This is a decision taken by the company CMA CGM, one of the world leaders in the maritime transport and logistics sector.
This new surcharge is a hard blow that importers and, by extension, consumers must bear.
In fact, the surcharge applies to both dry and reefer cargo. The rate is set at $200, or around Rs. 9,200 per container.
The measure will remain in force until further notice, due to the difficulties encountered by the port of Mauritius in the face of the increase in the volume of goods.
According to the CMA CGM company press release, the measure is a necessary response to the increasing congestion in the port, aimed at ensuring the fluidity of operations and ensuring punctual deliveries to customers.

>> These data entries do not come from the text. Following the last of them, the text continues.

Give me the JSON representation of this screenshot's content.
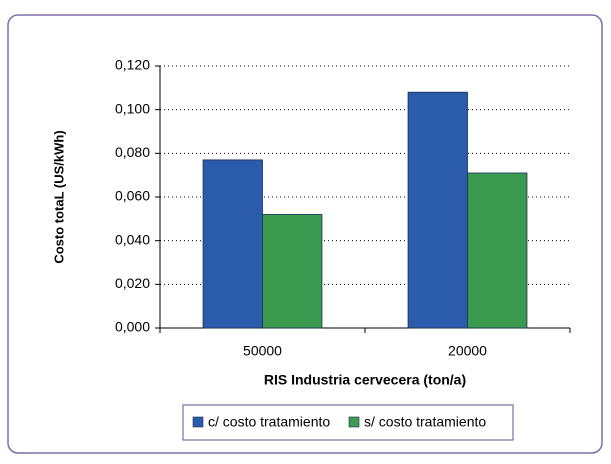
{
  "chart_data": {
    "type": "bar",
    "y_label": "Costo totaL (US/kWh)",
    "x_label": "RIS Industria cervecera (ton/a)",
    "categories": [
      "50000",
      "20000"
    ],
    "series": [
      {
        "name": "c/ costo tratamiento",
        "color": "#2b5cab",
        "values": [
          0.077,
          0.108
        ]
      },
      {
        "name": "s/ costo tratamiento",
        "color": "#3b9a4f",
        "values": [
          0.052,
          0.071
        ]
      }
    ],
    "ylim": [
      0,
      0.12
    ],
    "yticks": [
      {
        "value": 0,
        "label": "0,000"
      },
      {
        "value": 0.02,
        "label": "0,020"
      },
      {
        "value": 0.04,
        "label": "0,040"
      },
      {
        "value": 0.06,
        "label": "0,060"
      },
      {
        "value": 0.08,
        "label": "0,080"
      },
      {
        "value": 0.1,
        "label": "0,100"
      },
      {
        "value": 0.12,
        "label": "0,120"
      }
    ],
    "grid": true,
    "legend": "bottom"
  }
}
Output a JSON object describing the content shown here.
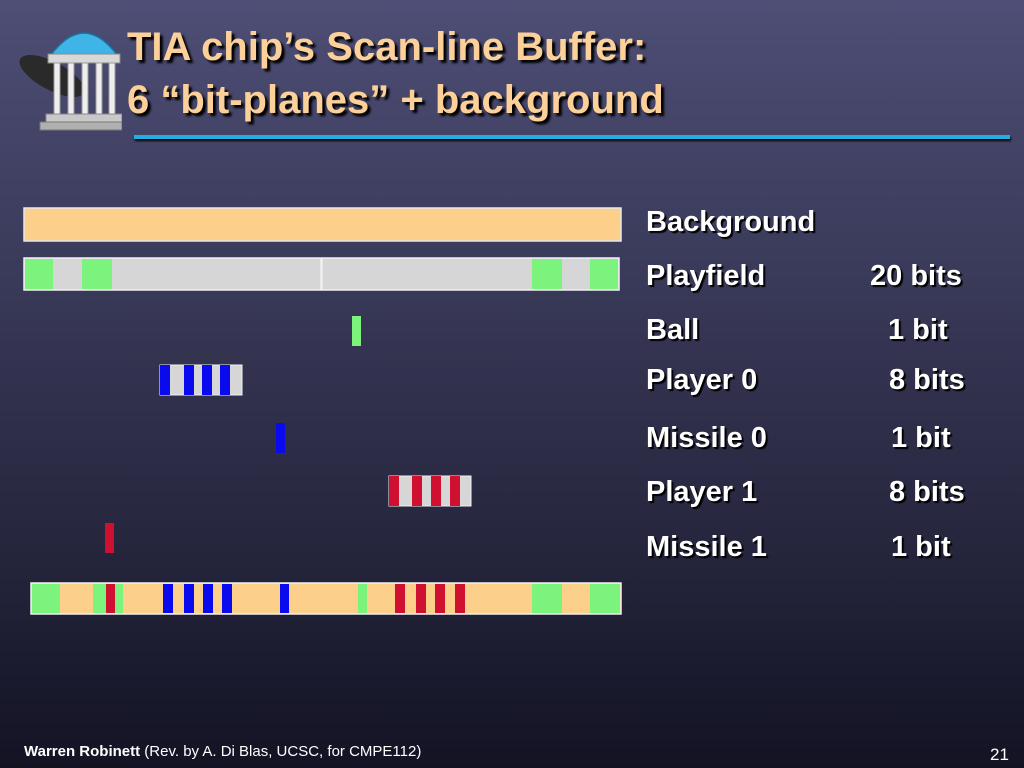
{
  "title": {
    "line1": "TIA chip’s Scan-line Buffer:",
    "line2": "6 “bit-planes” + background"
  },
  "rows": [
    {
      "name": "Background",
      "bits": ""
    },
    {
      "name": "Playfield",
      "bits": "20 bits"
    },
    {
      "name": "Ball",
      "bits": "1 bit"
    },
    {
      "name": "Player 0",
      "bits": "8 bits"
    },
    {
      "name": "Missile 0",
      "bits": "1 bit"
    },
    {
      "name": "Player 1",
      "bits": "8 bits"
    },
    {
      "name": "Missile 1",
      "bits": "1 bit"
    }
  ],
  "colors": {
    "background": "#fccf8a",
    "playfield": "#7cf37c",
    "ball": "#7cf37c",
    "player0": "#0a0aee",
    "missile0": "#0a0aee",
    "player1": "#d01030",
    "missile1": "#d01030",
    "unset_bit": "#d6d6d6",
    "title_text": "#fcd199",
    "title_rule": "#22b0e4"
  },
  "footer": {
    "author": "Warren Robinett",
    "credit": "(Rev. by A. Di Blas, UCSC, for CMPE112)",
    "page": "21"
  }
}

A decision that further reflects the operational delays and logistical challenges that the Port of Mauritius is facing due to the increase in demand and the limited capacity of the infrastructure.
Surcharges apply to shipments from Northern Europe, Mediterranean and North Africa, excluding Egypt.
These regions, due to the increase in their shipping volumes to Mauritius, are particularly affected by congestion at the port.
For the director of MCL Freight Services Ltd, the solution lies in a complete restructuring of the port.
And this recent announcement by CMA CGM concerning the introduction of a surcharge for port congestion has sparked strong reactions among logistics players.
Yousuf Delbar, Director of MCL Freight Services Ltd, expressed his concern over this measure, highlighting its significant impact on freight forwarders operating in Mauritius.
He stresses that these additional costs will inevitably be passed on to customers, thus affecting the entire supply chain in Mauritius.
For the director of MCL Freight Services Ltd, the solution lies in a complete restructuring of the port.